Something unrecognizable.
Something dangerous.
She thought she had broken her. But Caitlyn’s stare said otherwise.
Caitlyn rose to her feet slowly, her knees trembling, but her spine straight. Like a soldier with nothing left but the battlefield. Like someone reborn, not from light, but fire.
She saw red.
And in that crimson haze, a whisper slipped into her ear.
“Stay down.”
The voice wasn’t Maddie’s. It wasn’t Margot’s.
It was her own.
Caitlyn turned, and saw herself.
A mirror image stood just beside her, identical in every way except for the eyes. The other Caitlyn looked hollow.
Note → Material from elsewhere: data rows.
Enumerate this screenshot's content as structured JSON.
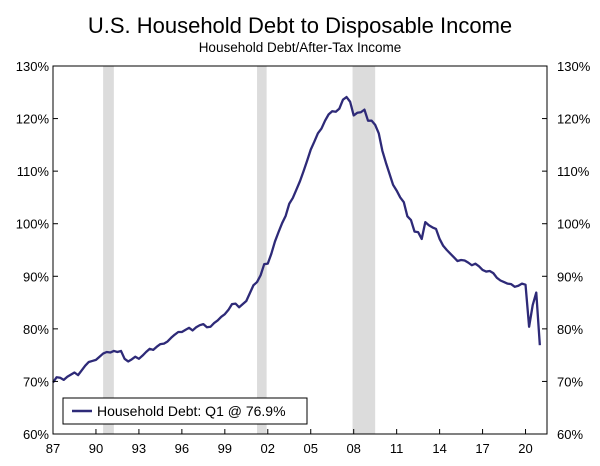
{
  "chart_data": {
    "type": "line",
    "title": "U.S. Household Debt to Disposable Income",
    "subtitle": "Household Debt/After-Tax Income",
    "xlabel": "",
    "ylabel": "",
    "xlim": [
      1987.0,
      2021.5
    ],
    "ylim": [
      60,
      130
    ],
    "y_ticks": [
      60,
      70,
      80,
      90,
      100,
      110,
      120,
      130
    ],
    "y_tick_labels": [
      "60%",
      "70%",
      "80%",
      "90%",
      "100%",
      "110%",
      "120%",
      "130%"
    ],
    "x_ticks": [
      1987,
      1990,
      1993,
      1996,
      1999,
      2002,
      2005,
      2008,
      2011,
      2014,
      2017,
      2020
    ],
    "x_tick_labels": [
      "87",
      "90",
      "93",
      "96",
      "99",
      "02",
      "05",
      "08",
      "11",
      "14",
      "17",
      "20"
    ],
    "recessions": [
      [
        1990.5,
        1991.25
      ],
      [
        2001.25,
        2001.92
      ],
      [
        2007.92,
        2009.5
      ]
    ],
    "grid": false,
    "legend_position": "bottom-left",
    "colors": {
      "line": "#2e2a78",
      "recession": "#dcdcdc",
      "axis": "#000000"
    },
    "series": [
      {
        "name": "Household Debt: Q1 @ 76.9%",
        "x": [
          1987.0,
          1987.25,
          1987.5,
          1987.75,
          1988.0,
          1988.25,
          1988.5,
          1988.75,
          1989.0,
          1989.25,
          1989.5,
          1989.75,
          1990.0,
          1990.25,
          1990.5,
          1990.75,
          1991.0,
          1991.25,
          1991.5,
          1991.75,
          1992.0,
          1992.25,
          1992.5,
          1992.75,
          1993.0,
          1993.25,
          1993.5,
          1993.75,
          1994.0,
          1994.25,
          1994.5,
          1994.75,
          1995.0,
          1995.25,
          1995.5,
          1995.75,
          1996.0,
          1996.25,
          1996.5,
          1996.75,
          1997.0,
          1997.25,
          1997.5,
          1997.75,
          1998.0,
          1998.25,
          1998.5,
          1998.75,
          1999.0,
          1999.25,
          1999.5,
          1999.75,
          2000.0,
          2000.25,
          2000.5,
          2000.75,
          2001.0,
          2001.25,
          2001.5,
          2001.75,
          2002.0,
          2002.25,
          2002.5,
          2002.75,
          2003.0,
          2003.25,
          2003.5,
          2003.75,
          2004.0,
          2004.25,
          2004.5,
          2004.75,
          2005.0,
          2005.25,
          2005.5,
          2005.75,
          2006.0,
          2006.25,
          2006.5,
          2006.75,
          2007.0,
          2007.25,
          2007.5,
          2007.75,
          2008.0,
          2008.25,
          2008.5,
          2008.75,
          2009.0,
          2009.25,
          2009.5,
          2009.75,
          2010.0,
          2010.25,
          2010.5,
          2010.75,
          2011.0,
          2011.25,
          2011.5,
          2011.75,
          2012.0,
          2012.25,
          2012.5,
          2012.75,
          2013.0,
          2013.25,
          2013.5,
          2013.75,
          2014.0,
          2014.25,
          2014.5,
          2014.75,
          2015.0,
          2015.25,
          2015.5,
          2015.75,
          2016.0,
          2016.25,
          2016.5,
          2016.75,
          2017.0,
          2017.25,
          2017.5,
          2017.75,
          2018.0,
          2018.25,
          2018.5,
          2018.75,
          2019.0,
          2019.25,
          2019.5,
          2019.75,
          2020.0,
          2020.25,
          2020.5,
          2020.75,
          2021.0
        ],
        "values": [
          69.8,
          70.8,
          70.7,
          70.3,
          70.9,
          71.3,
          71.7,
          71.2,
          72.1,
          73.0,
          73.7,
          73.9,
          74.1,
          74.7,
          75.3,
          75.6,
          75.5,
          75.8,
          75.6,
          75.8,
          74.3,
          73.8,
          74.2,
          74.7,
          74.3,
          74.9,
          75.6,
          76.2,
          76.0,
          76.6,
          77.1,
          77.2,
          77.6,
          78.3,
          78.9,
          79.4,
          79.4,
          79.8,
          80.2,
          79.7,
          80.3,
          80.7,
          80.9,
          80.3,
          80.4,
          81.1,
          81.6,
          82.3,
          82.8,
          83.6,
          84.7,
          84.8,
          84.1,
          84.7,
          85.3,
          86.8,
          88.3,
          88.9,
          90.2,
          92.3,
          92.4,
          94.3,
          96.6,
          98.4,
          100.1,
          101.5,
          103.8,
          104.9,
          106.5,
          108.1,
          110.0,
          112.0,
          114.1,
          115.6,
          117.2,
          118.1,
          119.6,
          120.8,
          121.4,
          121.3,
          121.9,
          123.6,
          124.1,
          123.2,
          120.6,
          121.1,
          121.2,
          121.7,
          119.6,
          119.6,
          118.8,
          117.2,
          113.9,
          111.6,
          109.5,
          107.4,
          106.3,
          105.0,
          104.1,
          101.4,
          100.7,
          98.5,
          98.4,
          97.1,
          100.3,
          99.7,
          99.3,
          99.0,
          97.1,
          95.8,
          95.0,
          94.3,
          93.6,
          92.9,
          93.1,
          93.0,
          92.6,
          92.1,
          92.4,
          91.9,
          91.2,
          90.9,
          91.0,
          90.6,
          89.7,
          89.2,
          88.9,
          88.6,
          88.5,
          88.0,
          88.2,
          88.6,
          88.4,
          80.4,
          84.5,
          86.9,
          76.9
        ]
      }
    ]
  }
}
Tired. Older.
“Don’t fight back,” the reflection whispered. “You’ll lose everything.”
Caitlyn stumbled back, breath hitching in her throat. She reached out, and her hand passed through the image like smoke.
She gasped.
Then the ground gave way.
There was no scream, only silence as the world fell out from beneath her.
The ballroom vanished. The mocking stares, the champagne flutes, the hush of scandal, all gone. Maddie and Margot disappeared like a mirage, their laughter echoing faintly in the distance.
Caitlyn stood alone in an abyss of shadow.
No light. No sound. No anchor.
Just herself.
She didn’t know when it all went wrong.
But as the void swallowed her whole, she knew one thing with absolute certainty:
This was the moment the fall began.
And whatever came next, she wouldn’t be the same.